トランプ米大統領が、外国で製作されて米国に輸入されるすべての映画に対して100%の関税を課す方針を発表し、ハリウッドに大きな衝撃をもたらしています。
自身のSNS「トゥルース・ソーシャル」で、米商務省と米通商代表部に指示をしたと発表し、「米国の映画産業は急速に衰退している」と理由を説明。他国が映画製作者とスタジオを米国から引き離そうとあらゆる優遇措置を行っていると非難し、「安全保障上の脅威」と述べています。また、それに加えて「メッセージで、プロパガンダだ!」とも主張しており、「我々は再び米国で映画が製作されることを願う!」と記しています。
しかしCNNは、映画は知的財産であって商品でははく、サービスの一種だと伝えており、関税の対象にはならないと報道。サービスに対してどのように課税が課せられるのか不明だとし、この関税は米国の映画製作に不利益をもたらす可能性があると伝えています。コンテナに積まれて中国から輸出される商品などと異なり、映画というコンテンツに対してどのように関税を課すのか、対象となる作品の範囲や評価、映画だけでなくテレビドラマも対象となるのかなど不透明な点も多く、業界に混乱をもたらしています。
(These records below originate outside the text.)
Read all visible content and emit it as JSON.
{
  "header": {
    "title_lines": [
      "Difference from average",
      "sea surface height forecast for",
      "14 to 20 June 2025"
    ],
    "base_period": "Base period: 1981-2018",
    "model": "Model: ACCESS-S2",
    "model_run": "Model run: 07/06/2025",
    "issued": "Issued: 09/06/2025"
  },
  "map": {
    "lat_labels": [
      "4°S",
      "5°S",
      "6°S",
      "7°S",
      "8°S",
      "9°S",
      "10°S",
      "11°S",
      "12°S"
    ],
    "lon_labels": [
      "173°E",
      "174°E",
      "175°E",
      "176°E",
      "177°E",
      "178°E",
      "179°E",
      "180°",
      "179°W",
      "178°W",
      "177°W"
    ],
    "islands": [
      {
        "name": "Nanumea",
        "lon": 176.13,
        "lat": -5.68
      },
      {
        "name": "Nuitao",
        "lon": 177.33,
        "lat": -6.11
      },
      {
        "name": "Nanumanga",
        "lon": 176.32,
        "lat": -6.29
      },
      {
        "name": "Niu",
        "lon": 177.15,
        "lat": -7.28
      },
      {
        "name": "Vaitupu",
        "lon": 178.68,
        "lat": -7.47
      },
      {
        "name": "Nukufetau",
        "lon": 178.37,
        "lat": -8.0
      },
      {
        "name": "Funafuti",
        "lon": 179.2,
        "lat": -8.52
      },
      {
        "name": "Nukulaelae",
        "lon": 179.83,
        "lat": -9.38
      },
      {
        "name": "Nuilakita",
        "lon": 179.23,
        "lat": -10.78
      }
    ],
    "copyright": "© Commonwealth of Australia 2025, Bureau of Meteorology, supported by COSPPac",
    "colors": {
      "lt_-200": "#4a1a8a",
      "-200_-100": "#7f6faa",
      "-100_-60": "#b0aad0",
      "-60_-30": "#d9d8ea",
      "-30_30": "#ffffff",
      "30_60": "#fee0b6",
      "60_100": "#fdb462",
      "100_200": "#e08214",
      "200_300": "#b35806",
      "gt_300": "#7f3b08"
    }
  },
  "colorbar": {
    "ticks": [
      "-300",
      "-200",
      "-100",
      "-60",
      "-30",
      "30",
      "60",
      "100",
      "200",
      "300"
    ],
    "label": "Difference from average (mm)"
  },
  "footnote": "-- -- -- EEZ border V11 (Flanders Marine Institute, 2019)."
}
詳細は不明ながら、映画会社が購入して米国内で公開する外国映画だけでなく、製作の一環として国外で撮影・製作された作品も対象となる可能性を示唆しており、そうなった場合は世界中に影響を及ぼす可能性があります。すでに近年多くのハリウッド映画が製作されている英国では、「フリーランスの製作者は職を失う」と戦々恐々となっているといいます。
ハリウッドでは近年、多くの映画が税の優遇措置があって製作費が安いカナダやニュージーランド、オーストラリアやアイルランド、英国などで撮影やポストプロダクションを行っており、ハリウッド映画ではあっても海外の資本も多く入っています。例えば2023年に大ヒットした「バービー」は、舞台は南カリフォルニアであるものの主な撮影は英国のリーブスデンにあるワーナー・ブラザース・スタジオで行われています。また、税優遇に加えて賃金が安いことなどからブルガリアやルーマニアなど東欧も低予算のアクション映画などが数多く製作されており、ネットフリックスの「アダムス・ファミリー」のスピンオフ「ウェンズデー」も撮影のほとんどがルーマニアの首都ブカレストで行われています。
また、ジェームズ・キャメロン監督の大ヒット作「アバター」シリーズも製作拠点はニュージーランドのため、関税の対象となる可能性があります。「アバター」は、シリーズ第3作目となる「アバター:ファイヤー・アンド・アッシュ」が今年12月の公開を予定しており、仮に関税が適用されれば打撃を受けることは避けられそうにありません。
関税が現在製作中の映画やすでに完成している作品にも適用されるのかは不明ですが、もしそれらの作品も対象となった場合に「アバター」以外に影響を受けそうなのが、今月23日に公開されるトム・クルーズ主演の「ミッション:インポッシブル・ファイナル・レコニング」です。同作は、ノルウェーやマルタ島、南アフリカなど世界各国でロケが行われており、関係者にとって頭痛の種になっていることでしょう。
また、クリストファー・ノーラン監督の神話的アクションとなる最新作「オデュッセイア」(2026年公開予定)もモロッコを含むさまざまな場所で製作中ですし、マーベル・スタジオはロンドンで「アベンジャーズ/ドゥームデイ」(26年5月公開予定)の製作をスタートさせたばかり。ほかにも「スパイダーマン:ブランド・ニュー・デイ」(26年7月公開予定)もロンドンで撮影中だといわれています。
トランプ大統領は、国内で映画を製作することを望んでいるものの、実際にはコスト高などの面から中規模作品や低予算映画は今後製作そのものが中止される可能性も取り沙汰されており、映画産業にとって得ることよりも失うことの方が多いとの声も出ています。また、関税分がチケット代金やストリーミングの定額料金の値上げという形で映画ファンの負担となることも現実味を帯びており、関税によって多くの商品が値上がりしている今、娯楽として楽しむ映画のあり方までも一変させる可能性が取り沙汰されています。